Ah, ça fait quelque chose de retrouver ce (bon) vieux Damasio! Après la Horde, métaphore de la vie signée Sylvain, c'était avec une certaine appréhension doublée d'une vraie curiosité que j'ai attaqué ce premier roman. L'idée qui sous-tend l'ensemble du livre est d'aborder le bouleversement d'une civilisation parfaitement ordonnée et anesthésiée en suivant la Volte, un groupe de supposés anarchistes qui rêvent de liberté.
Pour commencer, je dois bien avouer qu'avec un tel scénario, je m'attendais à quelque chose d'extrêmement politique, politisant et politisé, et que j'ai donc été un peu déçue par les envolées lyrico-philosophiques des personages, qui s'occupent finalement assez peu des aspects très matériels qui auraient dû, à un moment ou à un autre, entrer en jeu. Évidemment que la politique passe par des batailles d'idées et par des principes que l'on oppose et que l'on aiguise, mais j'ai l'impression d'être toujours restée sur ce plan-là, sans jamais descendre dans le concret.
Ensuite, on retrouve dans la Zone du Dehors tous les thèmes chers à l'auteur, à savoir la liberté, la spontanéité vive, la force brute et naturelle, l'impétuosité de l'esprit, et NIETZSCHE. Bordel Nietzsche, je suis personne pour en parler car je n'ai aucune connaissance sur l'homme et sa pensée, mais il y a littéralement un personnage dont la seule fonction, pendant les 400 premières pages, est de dire, à chaque phrase, "Oui mais selon Nietzsche". SUBTILE.
S'agissant des autres thématiques citées, il y a vraiment des choses intéressantes à tirer, notamment sur la spontanéité et l'importance de se forcer à bouger, à vivre et à penser. Par sa forme comme par son fond, le roman participe d'ailleurs à cette "remise en question", et ose des choses très chouettes sur tous les plans. Pendant ma lecture toutefois, je n'ai pas pu m'empêcher de voir Damasio comme un gros homme blanc cis hét qui ne voit pas que son idéal est structurellement inatteignable pour la majorité de la population, et que cette responsabilité est tout sauf individuelle. J'ai d'ailleurs été soufflée de lire, dans la post-face, que l'auteur voyait le succès des (ré)voltes dans le collectif, alors même qu'il venait de glorifier les actions et les pensées de cinq hommes seulement pendant tout le récit.

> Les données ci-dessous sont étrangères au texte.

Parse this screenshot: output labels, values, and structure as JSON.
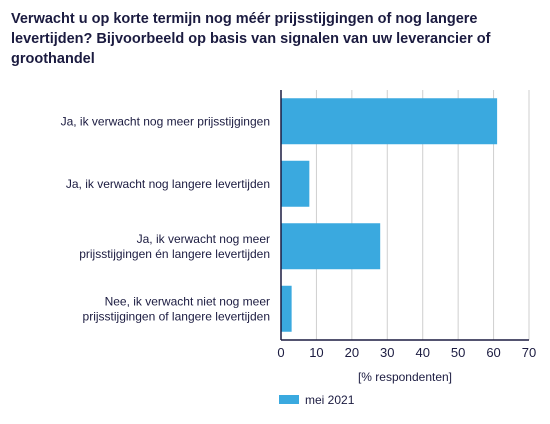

D'ailleurs, si la question des classes sociales et des inégalités de richesse est plus ou moins abordée dans le livre, il y a pleeeein de trucs franchement sexistes qui ne sont à aucun moment remis en question, et qui semblent parfois glorifiés par l'auteur (il y a un passage méga bizarre ou un des personnage dit vouloir violer une femme et se moque intérieurement d'elle parce que par réflexe, elle n'oppose pas de résistance, et on est censé être d'accord avec lui (?!)). Le racisme est au abonné absent, mais il y a aussi un énorme biais validiste dans tout le discours des personnages, qui glorifient beaucoup les efforts et la sueur, et rélèguent souvent la solidarité, la vraie, en arrière-plan.

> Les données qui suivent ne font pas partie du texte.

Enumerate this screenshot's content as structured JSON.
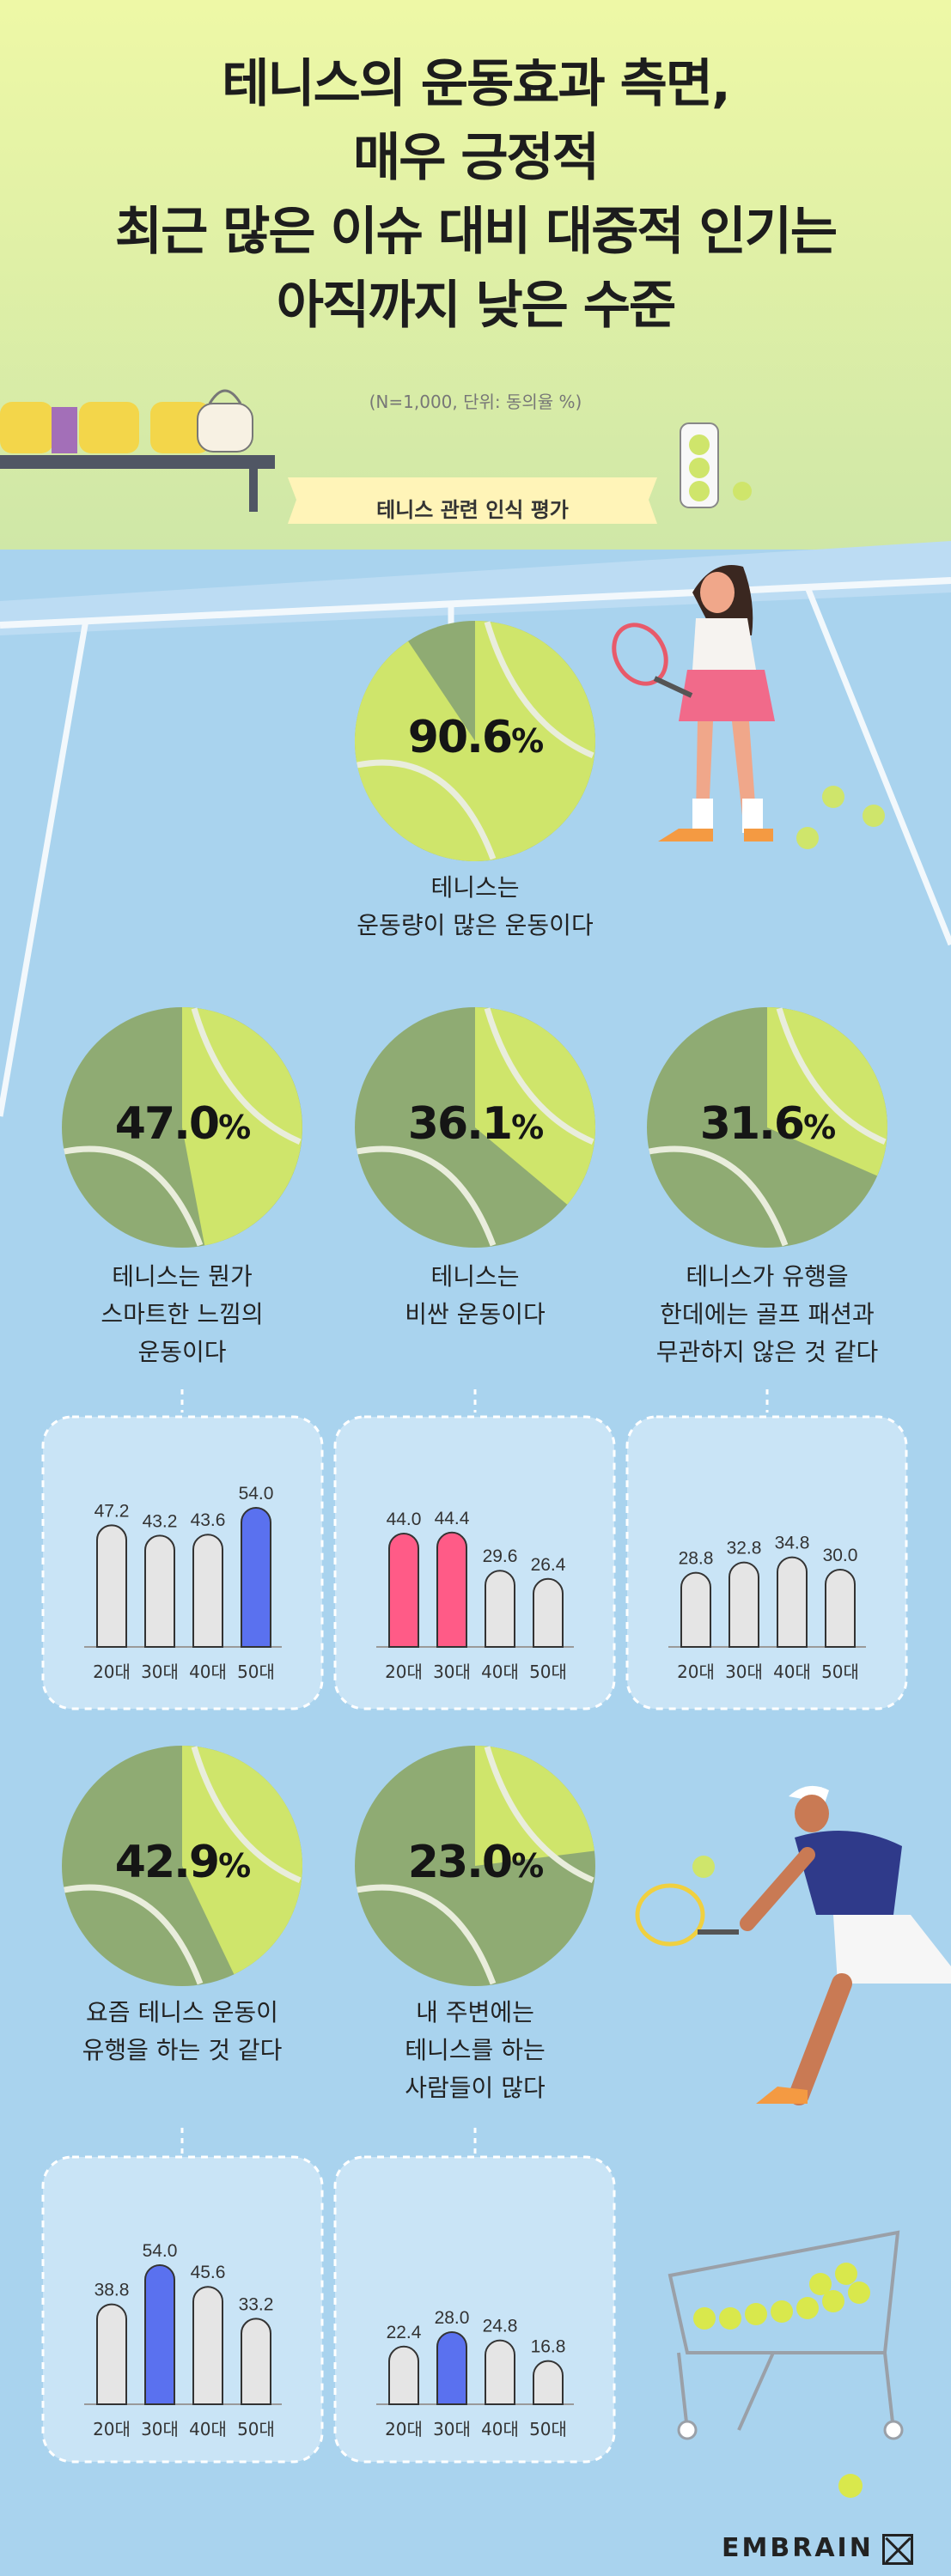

Mais ce livre serait-il donc si affreux? Non, j'ai même plutôt passé un bon moment et je suis vraiment entrée dans l'histoire, ou plus exactement dans les histoires racontées. Tous les passages sur le cube sont vraiment très chouettes, très sensoriels et très bien amenés, un des personnages, qui rappelle d'ailleurs Golgoth, est extrêmement bien caractérisé et se trouve être un narrateur impécable, et plus généralement, le style est rythmé et prenant. L'univers est très bien ficelé, organique et plutôt facile à saisir, même si je me demande toujours ce qui arrive au nom des personnes de clastre inférieur lorsqu'une personne est surclastrée en dehors du Clastre.
J'ai toutefois eu beaucoup de mal avec le personnage principal, qui est trop adulé à mon goût (surtout que je peux pas le blairer, et que c'est souvent lui qui parle). C'est sans doute l'élément qui m'a le plus manqué dans ce récit: le conflit. Pour un groupe volutionnaire, je trouve quand même que les participants sont vachement d'accord entre eux, et bigrement efficaces...
Bref, il y a plein de trucs chouettes, des trucs franchement limites, et au milieu le plaisir de lire quelque chose de différent. Je crois que si on ne s'attend pas à ce que je croyais y trouver, on peut avoir une expérience de lecture vraiment sympa!